The urgency of this matter prompted the AMA and the CDC to move up their 2006 National Influenza Vaccine Summit from May to January 24-25. At that time, they hope to evaluate the results of a random scientific survey to gain a better understanding of the problem.

Right now, we are in the middle of flu season. And with the threat of avian flu looming in background, the Pennsylvania Medical Society believes the country’s system of distributing flu vaccines deserves attention. Proper distribution channels should be developed and universally applied as future public health hazards may be much more dangerous.

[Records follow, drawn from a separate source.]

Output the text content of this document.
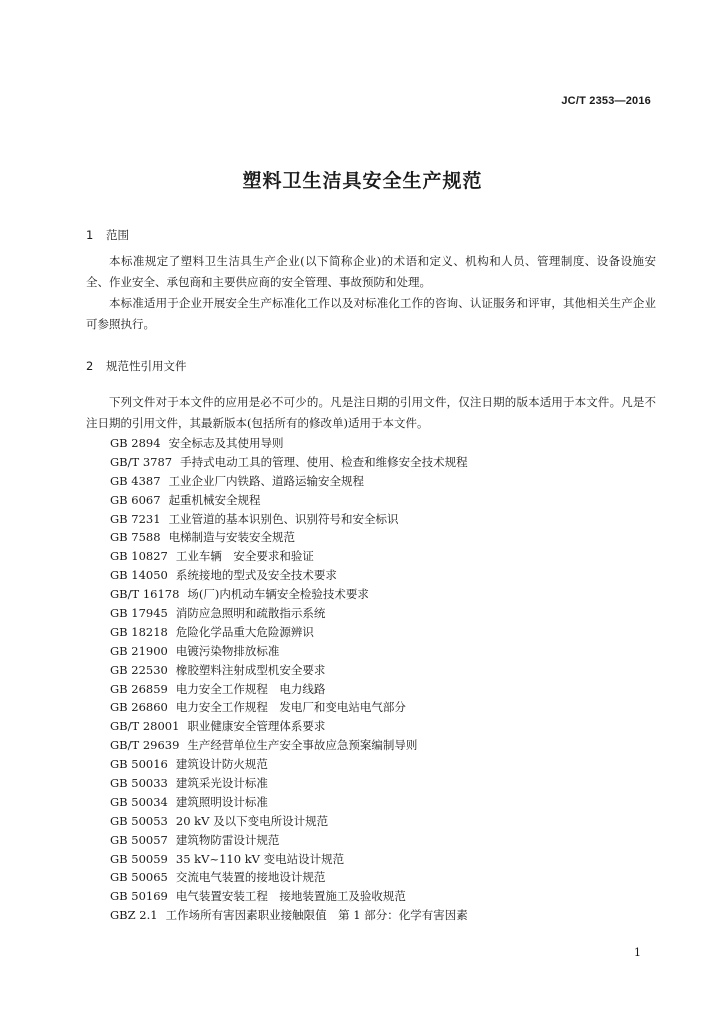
JC/T 2353—2016
塑料卫生洁具安全生产规范
1 范围

本标准规定了塑料卫生洁具生产企业(以下简称企业)的术语和定义、机构和人员、管理制度、设备设施安全、作业安全、承包商和主要供应商的安全管理、事故预防和处理。

本标准适用于企业开展安全生产标准化工作以及对标准化工作的咨询、认证服务和评审，其他相关生产企业可参照执行。

2 规范性引用文件

下列文件对于本文件的应用是必不可少的。凡是注日期的引用文件，仅注日期的版本适用于本文件。凡是不注日期的引用文件，其最新版本(包括所有的修改单)适用于本文件。

GB 2894 安全标志及其使用导则
GB/T 3787 手持式电动工具的管理、使用、检查和维修安全技术规程
GB 4387 工业企业厂内铁路、道路运输安全规程
GB 6067 起重机械安全规程
GB 7231 工业管道的基本识别色、识别符号和安全标识
GB 7588 电梯制造与安装安全规范
GB 10827 工业车辆　安全要求和验证
GB 14050 系统接地的型式及安全技术要求
GB/T 16178 场(厂)内机动车辆安全检验技术要求
GB 17945 消防应急照明和疏散指示系统
GB 18218 危险化学品重大危险源辨识
GB 21900 电镀污染物排放标准
GB 22530 橡胶塑料注射成型机安全要求
GB 26859 电力安全工作规程　电力线路
GB 26860 电力安全工作规程　发电厂和变电站电气部分
GB/T 28001 职业健康安全管理体系要求
GB/T 29639 生产经营单位生产安全事故应急预案编制导则
GB 50016 建筑设计防火规范
GB 50033 建筑采光设计标准
GB 50034 建筑照明设计标准
GB 50053 20 kV 及以下变电所设计规范
GB 50057 建筑物防雷设计规范
GB 50059 35 kV~110 kV 变电站设计规范
GB 50065 交流电气装置的接地设计规范
GB 50169 电气装置安装工程　接地装置施工及验收规范
GBZ 2.1 工作场所有害因素职业接触限值　第 1 部分：化学有害因素
1
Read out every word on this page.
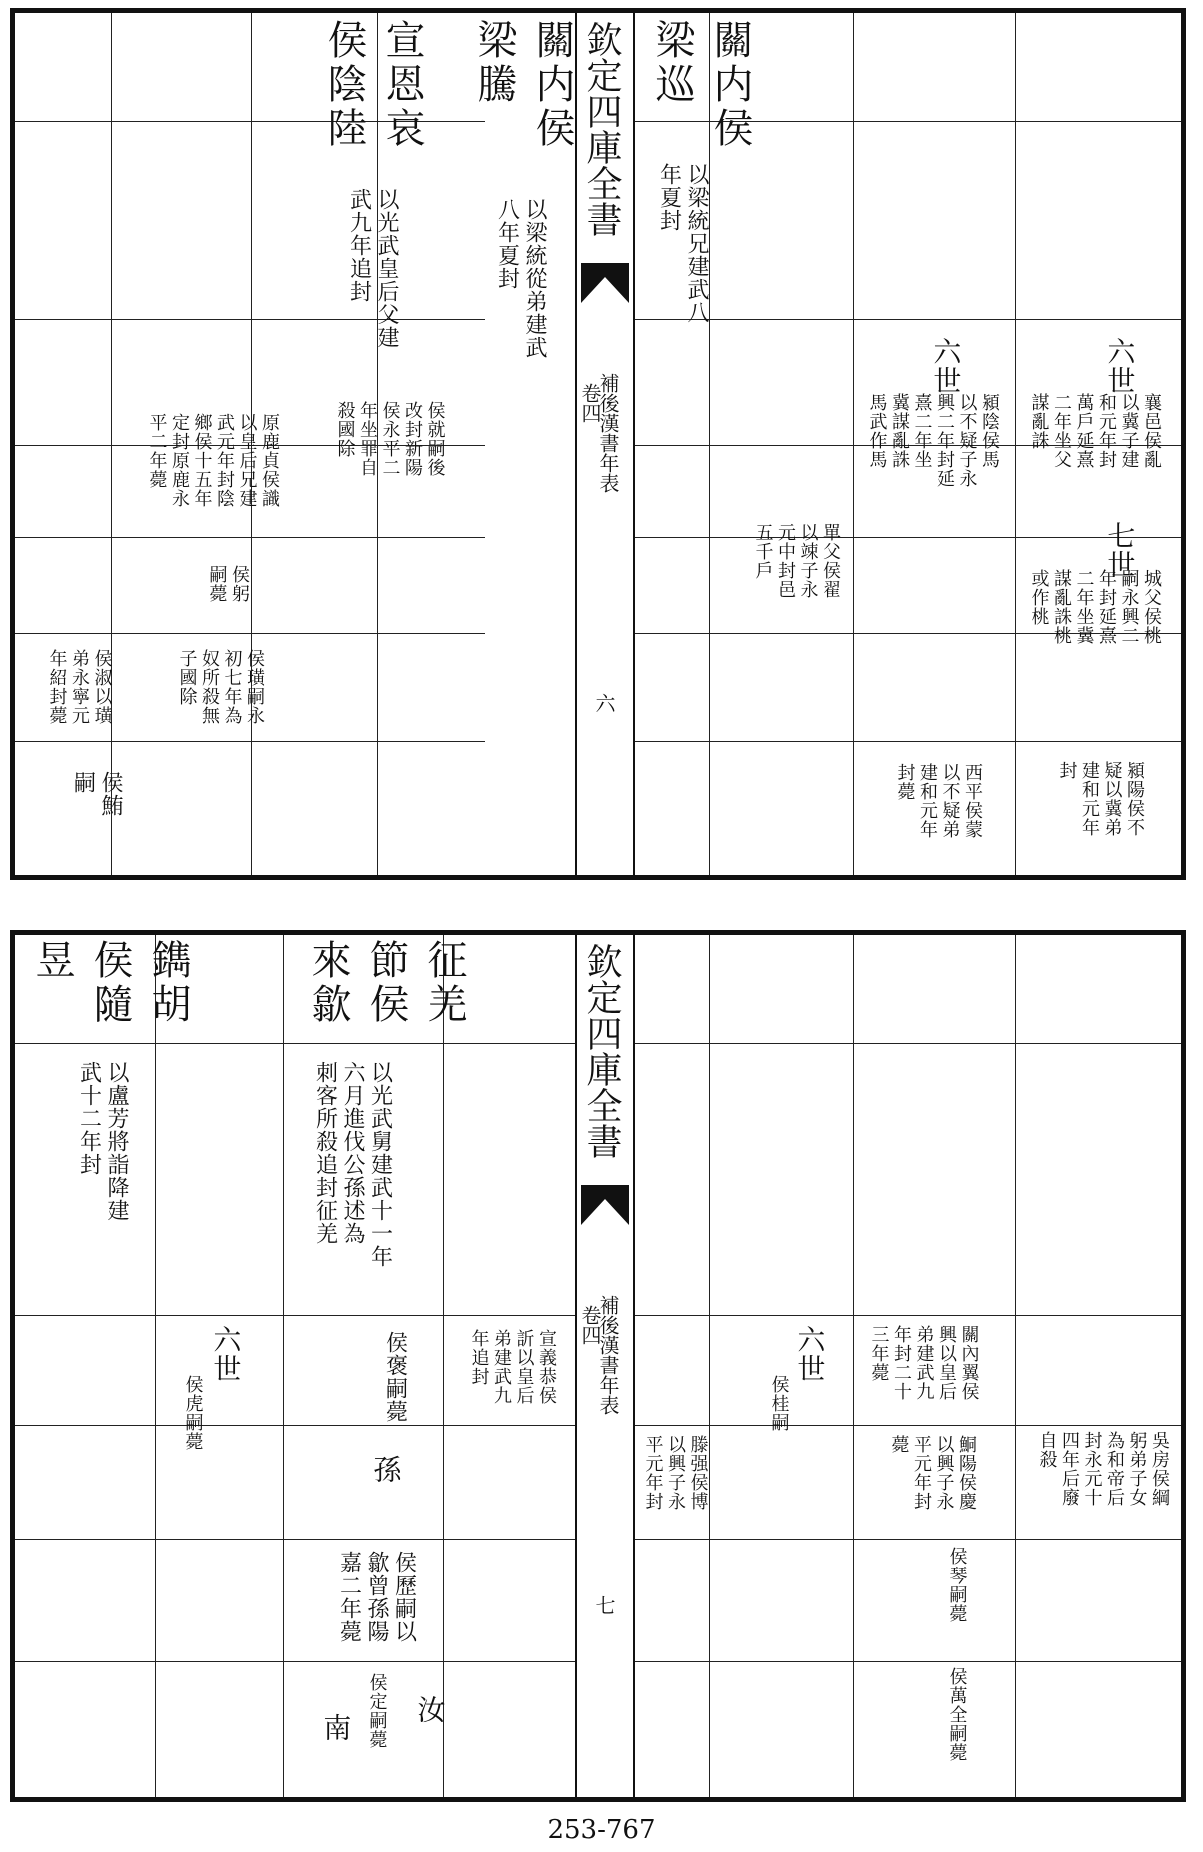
欽定四庫全書
補後漢書年表
卷四
六
關内侯
梁巡
以梁統兄建武八
年夏封
關内侯
梁騰
以梁統從弟建武
八年夏封
宣恩哀
侯陰陸
以光武皇后父建
武九年追封
侯就嗣後
改封新陽
侯永平二
年坐罪自
殺國除
原鹿貞侯識
以皇后兄建
武元年封陰
鄉侯十五年
定封原鹿永
平二年薨
侯躬
嗣薨
侯璜嗣永
初七年為
奴所殺無
子國除
侯淑以璜
弟永寧元
年紹封薨
侯鮪
嗣
單父侯翟
以竦子永
元中封邑
五千戶
六世
潁陰侯馬
以不疑子永
興二年封延
熹二年坐
冀謀亂誅
馬武作馬
西平侯蒙
以不疑弟
建和元年
封薨
六世
襄邑侯亂
以冀子建
和元年封
萬戶延熹
二年坐父
謀亂誅
七世
城父侯桃
嗣永興二
年封延熹
二年坐冀
謀亂誅桃
或作桃
潁陽侯不
疑以冀弟
建和元年
封
欽定四庫全書
補後漢書年表
卷四
七
征羌
節侯
來歙
以光武舅建武十一年
六月進伐公孫述為
刺客所殺追封征羌
侯褒嗣薨
孫
侯歷嗣以
歙曾孫陽
嘉二年薨
汝
侯定嗣薨
南
宣義恭侯
訢以皇后
弟建武九
年追封
鐫胡
侯隨
昱
以盧芳將詣降建
武十二年封
六世
侯虎嗣薨
滕强侯博
以興子永
平元年封
六世
侯桂嗣
關內翼侯
興以皇后
弟建武九
年封二十
三年薨
鮦陽侯慶
以興子永
平元年封
薨
侯琴嗣薨
侯萬全嗣薨
吳房侯綱
躬弟子女
為和帝后
封永元十
四年后廢
自殺
253-767
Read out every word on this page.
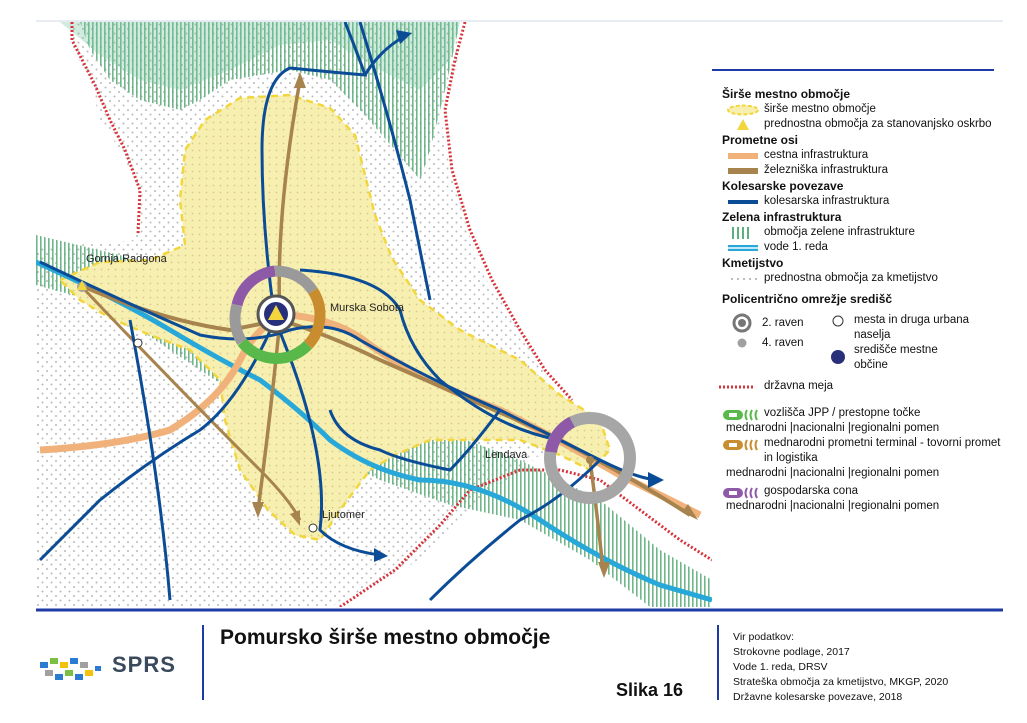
Gornja Radgona
Murska Sobota
Lendava
Ljutomer
Širše mestno območje
širše mestno območje
prednostna območja za stanovanjsko oskrbo
Prometne osi
cestna infrastruktura
železniška infrastruktura
Kolesarske povezave
kolesarska infrastruktura
Zelena infrastruktura
območja zelene infrastrukture
vode 1. reda
Kmetijstvo
prednostna območja za kmetijstvo
Policentrično omrežje središč
2. raven
4. raven
mesta in druga urbana naselja
središče mestne občine
državna meja
vozlišča JPP / prestopne točke
mednarodni |nacionalni |regionalni pomen
mednarodni prometni terminal - tovorni promet in logistika
mednarodni |nacionalni |regionalni pomen
gospodarska cona
mednarodni |nacionalni |regionalni pomen
SPRS
Pomursko širše mestno območje
Slika 16
Vir podatkov:
Strokovne podlage, 2017
Vode 1. reda, DRSV
Strateška območja za kmetijstvo, MKGP, 2020
Državne kolesarske povezave, 2018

During the past several months, the Pennsylvania Medical Society received numerous phone calls from members in different parts of the state who indicated they were not receiving their supplies as ordered. We’ve noticed, based upon these calls, that there is no rhyme or reason to shortages based upon geography, but rather distribution problems exist based upon the size of the orders. Smaller practices were particularly ignored within the distribution system because they ordered relatively smaller levels of supplies.

This season our country had essentially two major firms distributing 73 million doses. I would note that in 1999-2000, the United States had four major producers distributing 50 million doses.

This year, it appears that while adequate supplies should have been available, the distribution system clearly demonstrated flaws in reaching high-risk populations. Distribution appears to have favored big purchasers including large, public promotional vaccination events instead of high-risk populations and the physicians who serve them.

The Pennsylvania Medical Society supports legislative and regulatory efforts to reform the vaccine production and distribution system. We propose that the federal government be allowed to control the system to the extent necessary for production at sufficient levels and distribution that assures that persons at highest risk become the first priority for vaccination. The Medical Society also supports legal protection for manufacturers of vaccine that follow proper manufacturing practices and for health care personnel who provide or withhold vaccinations in accordance with CDC guidelines.

Better collaboration and cooperation among many different groups involved in influenza vaccination are necessary. A more effective program that prioritizes existing supplies for high-risk patients should be put in place.

I’ll conclude by mentioning that this requires a national solution including reasonable legal protection for responsible manufacturers and health care personnel as I just mentioned. But we shouldn’t ignore the ability of the states to leverage reform. The Commonwealth of Pennsylvania is a major purchaser of pharmaceuticals. As such, in addition to applying pressure to federal officials, the state may want to investigate creative ways through its strengths as a purchaser to solve this problem for Pennsylvania’s most vulnerable patients.

Again, on behalf of the Pennsylvania Medical Society, I thank you for the opportunity to present testimony today on this very important subject.